Il 15% dei brevetti italiani depositati in Europa in un decennio utilizza la tecnologia dei robot. A certificarlo è l’analisi di Unioncamere–Dintec, sulla base dei brevetti pubblicati dall’European Patent Office (EPO) tra il 2010 e il 2019. In sostanza, quasi 6mila dei 40mila brevetti italiani nell’ultimo decennio utilizza i robot. Numerosi i settori coinvolti e non fa eccezione il comparto delle tecnologie medicali: rappresenta infatti il primo ambito di brevettazione italiana, le cui domande all’EPO sono cresciute del 30% rispetto a 10 anni fa.

Subito sotto il podio
Un dato che ha permesso anche nel 2019 all’Italia di essere subito sotto il podio nella classifica europea per numero di brevetti: con 4.242 il Belpaese si colloca alle spalle solo di Germania, Francia e Paesi Bassi. A insidiare il quarto posto dell’Italia, però, c’è la Svezia, in forte crescita (circa il 2,2% in più contro il nostro +1% annuo). Per evitare il sorpasso, sarà fondamentale il ruolo di due settori: le KET (Key Enabling Technologies) e il green, in evidente ripresa. La prima tra le sei categorie che raggruppano le KET (biotech, fotonica, materiali avanzati, nano e micro elettronica, nanotecnologie e manifattura avanzata) è quella dell’advanced manufacturing, le tecnologie che afferiscono al mondo della robotica in senso lato, nella quale l’Italia ha depositato quasi 6.000 domande all’EPO. Venendo al dettaglio, la regione protagonista nell’automazione industriale, robot e intelligenza artificiale è l’Emilia Romagna (1.586 le domande relative all’advanced manufacturing dal 2010 al 2019), seguita dalla Lombardia (1.519), dal Veneto (692), dal Piemonte (537) e dalla Toscana (458).

Largo all’ambiente
L’altra grande componente tecnologica sulla quale l’Italia sta fortemente investendo negli ultimi anni è quella green.
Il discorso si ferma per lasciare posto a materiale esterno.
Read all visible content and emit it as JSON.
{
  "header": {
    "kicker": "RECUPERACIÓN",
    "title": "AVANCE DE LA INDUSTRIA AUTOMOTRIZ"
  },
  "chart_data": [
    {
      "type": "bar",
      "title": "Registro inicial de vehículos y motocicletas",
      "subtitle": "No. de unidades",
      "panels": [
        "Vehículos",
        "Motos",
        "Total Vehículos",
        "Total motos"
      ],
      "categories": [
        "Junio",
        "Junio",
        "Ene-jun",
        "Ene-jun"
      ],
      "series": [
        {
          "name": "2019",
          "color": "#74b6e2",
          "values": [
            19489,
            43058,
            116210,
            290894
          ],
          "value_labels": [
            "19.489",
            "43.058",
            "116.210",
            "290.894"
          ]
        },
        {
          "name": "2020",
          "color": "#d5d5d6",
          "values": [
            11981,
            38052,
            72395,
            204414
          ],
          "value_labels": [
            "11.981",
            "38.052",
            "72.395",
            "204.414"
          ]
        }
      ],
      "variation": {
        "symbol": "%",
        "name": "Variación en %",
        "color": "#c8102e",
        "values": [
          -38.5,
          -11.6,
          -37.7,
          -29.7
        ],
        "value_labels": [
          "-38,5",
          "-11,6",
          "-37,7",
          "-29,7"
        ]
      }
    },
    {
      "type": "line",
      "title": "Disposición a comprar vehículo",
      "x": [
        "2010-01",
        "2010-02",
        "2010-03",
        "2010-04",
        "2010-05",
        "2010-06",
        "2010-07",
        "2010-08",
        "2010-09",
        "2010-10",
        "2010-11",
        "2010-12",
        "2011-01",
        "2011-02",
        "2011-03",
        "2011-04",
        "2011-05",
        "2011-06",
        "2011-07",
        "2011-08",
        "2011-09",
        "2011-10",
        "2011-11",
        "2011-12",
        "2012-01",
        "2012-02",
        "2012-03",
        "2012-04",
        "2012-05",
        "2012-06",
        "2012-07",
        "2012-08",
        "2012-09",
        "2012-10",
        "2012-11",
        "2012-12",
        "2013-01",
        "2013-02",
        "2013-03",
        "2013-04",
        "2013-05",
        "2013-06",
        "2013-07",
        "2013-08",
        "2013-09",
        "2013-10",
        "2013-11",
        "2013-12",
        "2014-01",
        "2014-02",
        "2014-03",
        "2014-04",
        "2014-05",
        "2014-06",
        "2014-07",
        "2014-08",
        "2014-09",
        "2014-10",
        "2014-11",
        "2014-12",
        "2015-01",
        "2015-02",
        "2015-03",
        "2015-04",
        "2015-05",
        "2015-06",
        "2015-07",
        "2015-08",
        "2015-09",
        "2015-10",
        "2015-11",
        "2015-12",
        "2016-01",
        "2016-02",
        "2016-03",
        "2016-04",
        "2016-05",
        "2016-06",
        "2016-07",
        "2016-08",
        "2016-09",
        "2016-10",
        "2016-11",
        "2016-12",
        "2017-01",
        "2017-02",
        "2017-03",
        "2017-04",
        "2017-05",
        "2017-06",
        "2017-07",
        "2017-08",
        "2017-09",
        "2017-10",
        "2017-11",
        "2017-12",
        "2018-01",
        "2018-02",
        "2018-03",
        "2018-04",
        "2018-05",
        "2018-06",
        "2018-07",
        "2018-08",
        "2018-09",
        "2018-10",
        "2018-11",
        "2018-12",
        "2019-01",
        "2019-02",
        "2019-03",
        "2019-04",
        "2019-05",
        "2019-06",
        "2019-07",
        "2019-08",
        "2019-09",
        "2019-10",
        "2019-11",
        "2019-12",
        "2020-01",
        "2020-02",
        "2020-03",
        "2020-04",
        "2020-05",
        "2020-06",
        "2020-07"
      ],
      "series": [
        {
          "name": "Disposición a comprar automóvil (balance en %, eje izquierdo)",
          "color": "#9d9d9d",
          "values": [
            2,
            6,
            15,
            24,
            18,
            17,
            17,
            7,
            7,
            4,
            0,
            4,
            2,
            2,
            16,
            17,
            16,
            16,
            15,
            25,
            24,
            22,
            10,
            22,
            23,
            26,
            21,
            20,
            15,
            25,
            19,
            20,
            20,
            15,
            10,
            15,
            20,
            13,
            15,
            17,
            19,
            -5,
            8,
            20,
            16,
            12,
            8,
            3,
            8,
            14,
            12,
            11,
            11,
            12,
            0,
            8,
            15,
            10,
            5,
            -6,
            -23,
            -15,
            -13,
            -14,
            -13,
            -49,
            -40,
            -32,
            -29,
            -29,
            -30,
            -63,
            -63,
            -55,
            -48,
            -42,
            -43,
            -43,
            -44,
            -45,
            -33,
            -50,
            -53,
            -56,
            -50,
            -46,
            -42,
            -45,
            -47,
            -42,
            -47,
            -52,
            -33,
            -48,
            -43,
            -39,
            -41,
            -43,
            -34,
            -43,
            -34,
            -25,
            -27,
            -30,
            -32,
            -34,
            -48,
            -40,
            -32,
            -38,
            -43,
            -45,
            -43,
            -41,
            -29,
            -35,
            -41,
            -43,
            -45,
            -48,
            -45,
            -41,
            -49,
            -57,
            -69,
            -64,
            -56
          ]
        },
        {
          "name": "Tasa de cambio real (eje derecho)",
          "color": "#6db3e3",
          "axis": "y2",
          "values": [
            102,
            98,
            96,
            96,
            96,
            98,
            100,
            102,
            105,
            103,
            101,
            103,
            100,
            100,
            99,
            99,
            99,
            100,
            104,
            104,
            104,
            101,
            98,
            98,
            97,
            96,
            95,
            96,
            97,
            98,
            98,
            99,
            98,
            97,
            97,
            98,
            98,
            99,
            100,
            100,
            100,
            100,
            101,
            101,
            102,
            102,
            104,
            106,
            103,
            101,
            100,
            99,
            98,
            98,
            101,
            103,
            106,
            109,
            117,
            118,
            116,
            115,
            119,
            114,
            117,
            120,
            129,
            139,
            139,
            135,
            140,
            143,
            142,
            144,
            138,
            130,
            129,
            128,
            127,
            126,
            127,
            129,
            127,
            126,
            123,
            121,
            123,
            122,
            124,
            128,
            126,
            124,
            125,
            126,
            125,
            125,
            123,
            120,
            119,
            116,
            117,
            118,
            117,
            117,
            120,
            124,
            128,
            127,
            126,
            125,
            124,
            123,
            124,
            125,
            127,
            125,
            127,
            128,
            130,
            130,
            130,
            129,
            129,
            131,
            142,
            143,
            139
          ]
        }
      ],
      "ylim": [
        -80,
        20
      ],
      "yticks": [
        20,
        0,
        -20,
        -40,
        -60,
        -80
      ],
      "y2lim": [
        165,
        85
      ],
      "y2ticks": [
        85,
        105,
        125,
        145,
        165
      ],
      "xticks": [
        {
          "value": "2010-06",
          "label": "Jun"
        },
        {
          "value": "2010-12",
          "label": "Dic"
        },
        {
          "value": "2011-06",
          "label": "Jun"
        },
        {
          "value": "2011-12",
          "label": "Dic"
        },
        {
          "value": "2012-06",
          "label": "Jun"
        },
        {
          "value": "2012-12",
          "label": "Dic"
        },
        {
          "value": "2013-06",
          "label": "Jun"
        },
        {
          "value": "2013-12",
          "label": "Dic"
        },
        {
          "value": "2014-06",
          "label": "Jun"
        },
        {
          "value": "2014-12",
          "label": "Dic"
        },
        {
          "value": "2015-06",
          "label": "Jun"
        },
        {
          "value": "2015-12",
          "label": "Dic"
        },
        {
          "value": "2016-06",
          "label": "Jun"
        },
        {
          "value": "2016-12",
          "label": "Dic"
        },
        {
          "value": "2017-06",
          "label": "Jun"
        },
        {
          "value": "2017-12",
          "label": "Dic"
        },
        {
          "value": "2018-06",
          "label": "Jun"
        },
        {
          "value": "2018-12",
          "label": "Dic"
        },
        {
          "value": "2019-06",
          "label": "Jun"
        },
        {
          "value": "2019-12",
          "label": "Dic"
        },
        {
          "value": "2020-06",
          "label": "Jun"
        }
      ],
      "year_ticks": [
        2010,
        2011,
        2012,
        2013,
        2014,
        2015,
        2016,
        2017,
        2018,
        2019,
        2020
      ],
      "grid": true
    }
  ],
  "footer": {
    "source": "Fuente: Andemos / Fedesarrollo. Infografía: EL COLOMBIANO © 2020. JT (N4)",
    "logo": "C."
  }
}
Dal 2016, in particolare, l’analisi di Unioncamere-Dintec consente di registrare un rinnovato interesse delle imprese verso le tecnologie a tutela dell’ambiente, che ha prodotto una ripresa della crescita delle domande italiane di brevetto europeo. Queste ultime sono il 7% delle domande complessive presentate nel decennio, anche se la produzione brevettuale resta inferiore a quella registrata nel 2012. Il medicale resta comunque il primo settore di brevettazione per l’Italia. Insieme a quello degli imballaggi, da più di quindici anni è l’ambito in cui si è trasferita maggiormente l’innovazione italiana in Europa. Nell’ambito medico, in particolare, nel 2019 si contano 437 domande di brevetto europeo provenienti dal nostro Paese.